Lompat ke konten Lompat ke sidebar Lompat ke footer

Widget Atas Posting

Tokoh dan Ajaran Tasawuf pada Masa Klasik


BAB III

DINAMIKA PENDIDIKAN TASAWUF PADA  ZAMAN KLASIK


A.    Tokoh dan Ajaran Tasawuf pada Masa Klasik

Tokoh dan Ajaran Tasawuf pada Masa Klasik


Adapun tokoh-tokoh tasawuf klasik dan ajarannya adalah sebagai berikut:[1]
1.      Abad pertama dan kedua Hijriyah ( Tahun 7-8 M)
Pada periode ini, tasawuf telah kelihatan dalam bentuknya yang awal. Pada periode ini ada sejumlah orang yang tidak menaruh perhatian kepada kehidupan materi seperti makan, pakaian dan tempat tinggal. Mereka lebih berkonsentrasi pada kehidupan ibadah untuk mendapat kehidupan yang lebih abadi yaitu akhirat. Jadi pada periode ini, tasawuf masih dalam bentuk kehidupan asketis (zuhud) diantara tokoh-tokoh terkemuka pada periode ini adalah: dari kalangan sahabat, diantaranya Salman Al-Farisi, Abu Dzarr Al-Ghifari. Sedangkan dari kalangan tabi’in, diantaranya adalah Hasan al-Bashri, Malik bin Dinar dan lain-lain .
1.     Abad ketiga dan keempat Hijriyah (Tahun 9-10 M)
Jika pada tahap awal tasawuf masih berupa zuhud dalam pengertian sederhana, maka pada abad ketiga dan keempat hijriah para sufi mulai memperhatikan sisi-sisi teoritis psikologis dalam rangka perbaikan tingkah laku sehingga tasawuf telah menjadi sebuah ilmu akhlak keagamaan. Pada periode ini, tasawuf mulai berkembang dimana para sufi menaruh perhatian setidaknya kepada tiga hal yaitu jiwa, akhlak dan metafisika. Diantara tokoh-tokoh pada abad ini adalah Ma’ruf al-Kharkhi, Abu Faidh Dzun Nun bin Ibrahim Al-Mishri, Abu Yazid Al-Bustami, Junaid al-Baghdadi, Al-Hallaj dan lain-lain
2.     Abad kelima Hijriyah (Tahun 11 M)
Pada periode ini, lahirlah seorang tokoh sufi besar, Al-Ghazali.
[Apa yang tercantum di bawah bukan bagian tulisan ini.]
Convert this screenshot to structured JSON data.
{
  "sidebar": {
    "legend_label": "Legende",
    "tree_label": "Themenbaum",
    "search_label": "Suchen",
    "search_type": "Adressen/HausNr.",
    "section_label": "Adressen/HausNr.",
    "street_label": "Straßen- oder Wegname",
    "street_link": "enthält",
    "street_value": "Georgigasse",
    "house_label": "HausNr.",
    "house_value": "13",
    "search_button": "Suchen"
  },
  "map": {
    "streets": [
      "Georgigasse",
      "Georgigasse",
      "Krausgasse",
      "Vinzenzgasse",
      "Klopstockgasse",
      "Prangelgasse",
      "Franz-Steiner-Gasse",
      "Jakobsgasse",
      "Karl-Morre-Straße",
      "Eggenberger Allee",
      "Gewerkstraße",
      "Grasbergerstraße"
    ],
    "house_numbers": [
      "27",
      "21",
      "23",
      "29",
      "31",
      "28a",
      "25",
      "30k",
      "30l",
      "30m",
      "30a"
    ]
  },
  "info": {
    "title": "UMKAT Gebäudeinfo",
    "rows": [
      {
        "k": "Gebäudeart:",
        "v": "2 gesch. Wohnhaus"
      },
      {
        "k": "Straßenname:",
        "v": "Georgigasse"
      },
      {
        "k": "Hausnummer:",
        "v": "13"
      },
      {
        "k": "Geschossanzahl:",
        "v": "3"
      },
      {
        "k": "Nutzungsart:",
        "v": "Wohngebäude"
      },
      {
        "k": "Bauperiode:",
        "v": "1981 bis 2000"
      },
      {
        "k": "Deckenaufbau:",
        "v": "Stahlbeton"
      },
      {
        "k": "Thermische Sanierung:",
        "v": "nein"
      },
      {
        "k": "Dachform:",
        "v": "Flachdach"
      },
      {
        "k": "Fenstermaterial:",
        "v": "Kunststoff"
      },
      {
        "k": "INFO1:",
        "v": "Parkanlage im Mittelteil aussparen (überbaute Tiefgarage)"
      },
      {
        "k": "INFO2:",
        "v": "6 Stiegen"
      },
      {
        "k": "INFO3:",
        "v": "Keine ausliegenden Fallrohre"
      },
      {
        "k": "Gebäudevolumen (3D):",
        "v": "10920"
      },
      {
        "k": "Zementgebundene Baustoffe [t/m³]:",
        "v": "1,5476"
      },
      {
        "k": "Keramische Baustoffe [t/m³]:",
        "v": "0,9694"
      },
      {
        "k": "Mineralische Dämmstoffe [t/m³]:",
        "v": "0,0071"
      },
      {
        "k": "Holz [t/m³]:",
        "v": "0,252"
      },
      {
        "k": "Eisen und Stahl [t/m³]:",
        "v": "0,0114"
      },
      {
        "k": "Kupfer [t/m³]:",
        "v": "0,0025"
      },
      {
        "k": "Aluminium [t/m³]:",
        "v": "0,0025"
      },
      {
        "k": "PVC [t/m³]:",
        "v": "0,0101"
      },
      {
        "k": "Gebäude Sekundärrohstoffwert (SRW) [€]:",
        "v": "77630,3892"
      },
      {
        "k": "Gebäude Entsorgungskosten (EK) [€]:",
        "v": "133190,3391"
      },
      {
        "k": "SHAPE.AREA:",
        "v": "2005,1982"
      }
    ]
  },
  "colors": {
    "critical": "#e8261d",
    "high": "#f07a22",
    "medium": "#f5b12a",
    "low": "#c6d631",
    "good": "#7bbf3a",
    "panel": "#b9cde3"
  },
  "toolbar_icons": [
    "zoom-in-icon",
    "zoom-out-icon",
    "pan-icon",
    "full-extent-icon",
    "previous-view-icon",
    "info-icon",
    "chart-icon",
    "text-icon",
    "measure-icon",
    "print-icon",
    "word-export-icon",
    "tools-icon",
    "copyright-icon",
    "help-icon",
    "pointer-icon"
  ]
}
Dengan tulisan monumentalnya tahafut al-falasifah dan ihya ‘ulum al-din. Al-Ghazali mengajukan kritik- kritik tajam terhadap pelbagai aliran filsafat dan kepercayaan kebathinan dan berupaya keras untuk meluruskan tasawuf dari teori-teori yang ganjil tersebut serta mengembalikannya kepada ajaran Al-Qur’an dan Al-Sunnah.
3.      Abad keenam dan ketujuh Hijriyah (Tahun 12-13 M)
Pada periode ini muncul kembali tokoh-tokoh sufi yang memadukan tasawuf dengan filsafat dengan teori-teori yang tidak murni dari tasawuf dan juga tidak murni dari filsafat. Kedua-duanya menjadi satu. Tasawuf ini kemudian dikenal dengan tasawuf falsafi. Diantara tokoh-tokoh terkemuka adalah Suhrawardi, Mahyuddin Ibn Arabi, Umar Ibn al-Faridh dan lain-lain.
4.     Abad kedelapan Hijriyah dan seterusnya(Tahun 14 M)
Pada abad kedelapan Hijriyah, tasawuf telah mengalami kemunduran. Ini diantaranya karena orang-orang yang berkecimpung dalam bidang tasawuf, kegiatannya sudah terbatas pada komentar-komentar atau meringkas buku-buku tasawuf terdahulu serta menfokuskan perhatian pada aspek-aspek praktek ritual yang lebih berbentuk formalitas sehingga semakin jauh dari subtansi tasawuf. Pada periode ini hampir tidak terdengar lagi perkembangan pemikiran baru dalam tasawuf, meskipun banyak tokoh-tokoh sufi yang mengemukakan pikiran-pikiran mereka tentang tasawuf. Diantaranya adalah Al-Kisani dan Abdul Karim Al-Jilli. Diantara penyebab kemunduran mungkin adalah kebekuan pemikiran serta spritualitas yang kering melanda dunia Islam semenjak masa-masa akhir periode Dinasti Umayyah.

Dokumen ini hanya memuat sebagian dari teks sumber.